# ClockwordMod Recovery Errors



## MightyDollar (Aug 12, 2011)

Hello and thanks for any and all advice on my current problem.

I have a Droid Incredible 2, rooted and running Aeroevan's Unoffical CM9 20120608. I have ClockworkMod Recovery v5.0.2.0

I have been having a great time flashing the updates and it runs flawlessly. I wanted to flash a new ROM, CM7 RC 7.2 and I am having trouble. When booting into recovery I am unable to wipe or factory reset.

I am getting an error that reads:

Error formating /cache!
E: can't mount /cache/recovery/log
E: can't open /cache/recovery/log
E: can't mount /cache/recovery/last_log
E: can't open /cache/recovery/last_log

I get similar errors when trying to wipe data/factory reset.

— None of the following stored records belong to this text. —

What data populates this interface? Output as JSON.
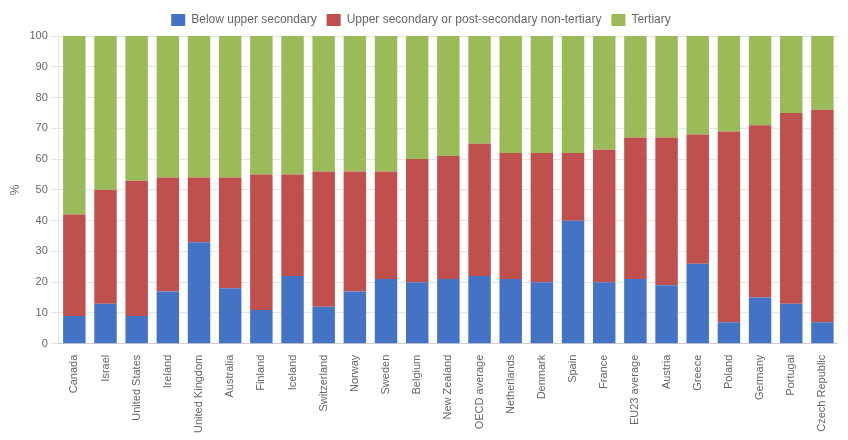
{
  "chart_data": {
    "type": "bar",
    "stacked": true,
    "categories": [
      "Canada",
      "Israel",
      "United States",
      "Ireland",
      "United Kingdom",
      "Australia",
      "Finland",
      "Iceland",
      "Switzerland",
      "Norway",
      "Sweden",
      "Belgium",
      "New Zealand",
      "OECD average",
      "Netherlands",
      "Denmark",
      "Spain",
      "France",
      "EU23 average",
      "Austria",
      "Greece",
      "Poland",
      "Germany",
      "Portugal",
      "Czech Republic"
    ],
    "series": [
      {
        "name": "Below upper secondary",
        "color": "#4472C4",
        "values": [
          9,
          13,
          9,
          17,
          33,
          18,
          11,
          22,
          12,
          17,
          21,
          20,
          21,
          22,
          21,
          20,
          40,
          20,
          21,
          19,
          26,
          7,
          15,
          13,
          7
        ]
      },
      {
        "name": "Upper secondary or post-secondary non-tertiary",
        "color": "#C0504D",
        "values": [
          33,
          37,
          44,
          37,
          21,
          36,
          44,
          33,
          44,
          39,
          35,
          40,
          40,
          43,
          41,
          42,
          22,
          43,
          46,
          48,
          42,
          62,
          56,
          62,
          69
        ]
      },
      {
        "name": "Tertiary",
        "color": "#9BBB59",
        "values": [
          58,
          50,
          47,
          46,
          46,
          46,
          45,
          45,
          44,
          44,
          44,
          40,
          39,
          35,
          38,
          38,
          38,
          37,
          33,
          33,
          32,
          31,
          29,
          25,
          24
        ]
      }
    ],
    "ylabel": "%",
    "ylim": [
      0,
      100
    ],
    "yticks": [
      0,
      10,
      20,
      30,
      40,
      50,
      60,
      70,
      80,
      90,
      100
    ],
    "grid": true,
    "legend": "top"
  }
}
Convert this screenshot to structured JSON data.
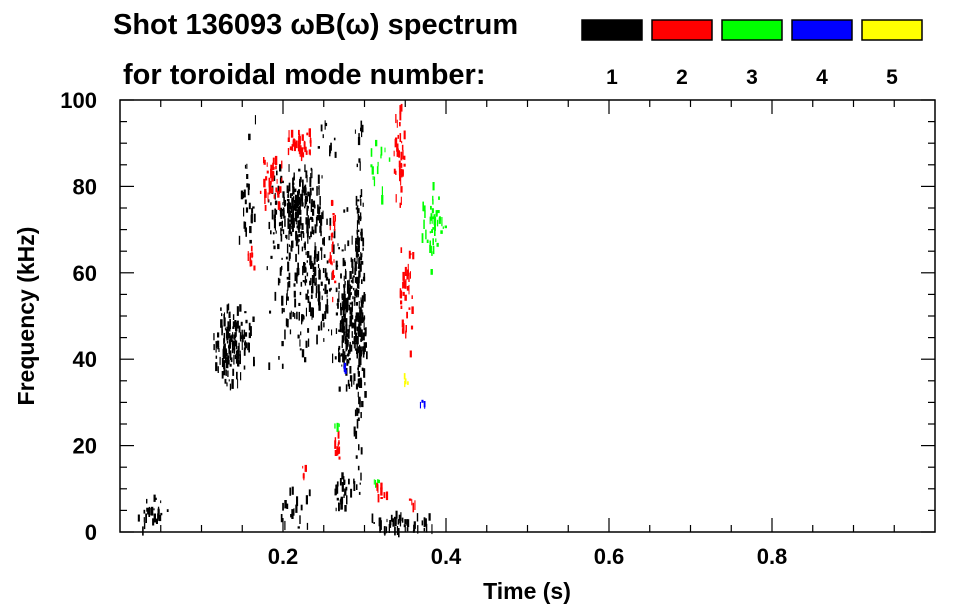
{
  "chart_data": {
    "type": "heatmap",
    "title": "Shot 136093 ωB(ω) spectrum",
    "subtitle": "for toroidal mode number:",
    "xlabel": "Time (s)",
    "ylabel": "Frequency (kHz)",
    "xlim": [
      0.0,
      1.0
    ],
    "ylim": [
      0,
      100
    ],
    "xticks": [
      0.2,
      0.4,
      0.6,
      0.8
    ],
    "xtick_labels": [
      "0.2",
      "0.4",
      "0.6",
      "0.8"
    ],
    "yticks": [
      0,
      20,
      40,
      60,
      80,
      100
    ],
    "ytick_labels": [
      "0",
      "20",
      "40",
      "60",
      "80",
      "100"
    ],
    "grid": false,
    "legend_placement": "top-right",
    "legend": [
      {
        "label": "1",
        "color": "#000000"
      },
      {
        "label": "2",
        "color": "#ff0000"
      },
      {
        "label": "3",
        "color": "#00ff00"
      },
      {
        "label": "4",
        "color": "#0000ff"
      },
      {
        "label": "5",
        "color": "#ffff00"
      }
    ],
    "series": [
      {
        "label": "1",
        "color": "#000000",
        "regions": [
          {
            "t0": 0.02,
            "t1": 0.06,
            "f0": 1,
            "f1": 9,
            "density": 0.55
          },
          {
            "t0": 0.11,
            "t1": 0.165,
            "f0": 33,
            "f1": 55,
            "density": 0.75
          },
          {
            "t0": 0.14,
            "t1": 0.17,
            "f0": 62,
            "f1": 100,
            "density": 0.15
          },
          {
            "t0": 0.18,
            "t1": 0.25,
            "f0": 64,
            "f1": 86,
            "density": 0.8
          },
          {
            "t0": 0.17,
            "t1": 0.29,
            "f0": 35,
            "f1": 80,
            "density": 0.25
          },
          {
            "t0": 0.26,
            "t1": 0.305,
            "f0": 30,
            "f1": 70,
            "density": 0.75
          },
          {
            "t0": 0.285,
            "t1": 0.3,
            "f0": 0,
            "f1": 100,
            "density": 0.5
          },
          {
            "t0": 0.195,
            "t1": 0.245,
            "f0": 1,
            "f1": 12,
            "density": 0.2
          },
          {
            "t0": 0.26,
            "t1": 0.285,
            "f0": 5,
            "f1": 15,
            "density": 0.7
          },
          {
            "t0": 0.3,
            "t1": 0.39,
            "f0": 0,
            "f1": 5,
            "density": 0.7
          },
          {
            "t0": 0.235,
            "t1": 0.27,
            "f0": 85,
            "f1": 100,
            "density": 0.12
          }
        ]
      },
      {
        "label": "2",
        "color": "#ff0000",
        "regions": [
          {
            "t0": 0.17,
            "t1": 0.2,
            "f0": 75,
            "f1": 88,
            "density": 0.7
          },
          {
            "t0": 0.2,
            "t1": 0.24,
            "f0": 86,
            "f1": 95,
            "density": 0.75
          },
          {
            "t0": 0.15,
            "t1": 0.17,
            "f0": 60,
            "f1": 68,
            "density": 0.4
          },
          {
            "t0": 0.255,
            "t1": 0.265,
            "f0": 50,
            "f1": 80,
            "density": 0.55
          },
          {
            "t0": 0.335,
            "t1": 0.35,
            "f0": 75,
            "f1": 100,
            "density": 0.7
          },
          {
            "t0": 0.34,
            "t1": 0.36,
            "f0": 40,
            "f1": 70,
            "density": 0.35
          },
          {
            "t0": 0.22,
            "t1": 0.23,
            "f0": 12,
            "f1": 16,
            "density": 0.6
          },
          {
            "t0": 0.26,
            "t1": 0.275,
            "f0": 16,
            "f1": 24,
            "density": 0.55
          },
          {
            "t0": 0.31,
            "t1": 0.33,
            "f0": 7,
            "f1": 12,
            "density": 0.55
          },
          {
            "t0": 0.35,
            "t1": 0.365,
            "f0": 5,
            "f1": 9,
            "density": 0.45
          }
        ]
      },
      {
        "label": "3",
        "color": "#00ff00",
        "regions": [
          {
            "t0": 0.3,
            "t1": 0.33,
            "f0": 75,
            "f1": 95,
            "density": 0.15
          },
          {
            "t0": 0.365,
            "t1": 0.4,
            "f0": 60,
            "f1": 82,
            "density": 0.35
          },
          {
            "t0": 0.26,
            "t1": 0.27,
            "f0": 24,
            "f1": 29,
            "density": 0.5
          },
          {
            "t0": 0.31,
            "t1": 0.32,
            "f0": 11,
            "f1": 13,
            "density": 0.5
          }
        ]
      },
      {
        "label": "4",
        "color": "#0000ff",
        "regions": [
          {
            "t0": 0.27,
            "t1": 0.28,
            "f0": 37,
            "f1": 40,
            "density": 0.2
          },
          {
            "t0": 0.365,
            "t1": 0.375,
            "f0": 29,
            "f1": 31,
            "density": 0.2
          }
        ]
      },
      {
        "label": "5",
        "color": "#ffff00",
        "regions": [
          {
            "t0": 0.345,
            "t1": 0.355,
            "f0": 32,
            "f1": 37,
            "density": 0.45
          }
        ]
      }
    ]
  }
}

Any suggestions would be appreciated. Thanks for your time.


----------



## ALDO101T (May 4, 2012)

sounds like you need to reflash your recovery image


----------



## MightyDollar (Aug 12, 2011)

Ok, I took your advice and flashed to CWM v5.5.0.4

Now I get a bunch of these errors

make_extf4fs failed on dev/block/mmcblk0p27 in addition to the others.


----------



## MightyDollar (Aug 12, 2011)

Fixed. Unrooted and re-rooted (if that is a real word)...


----------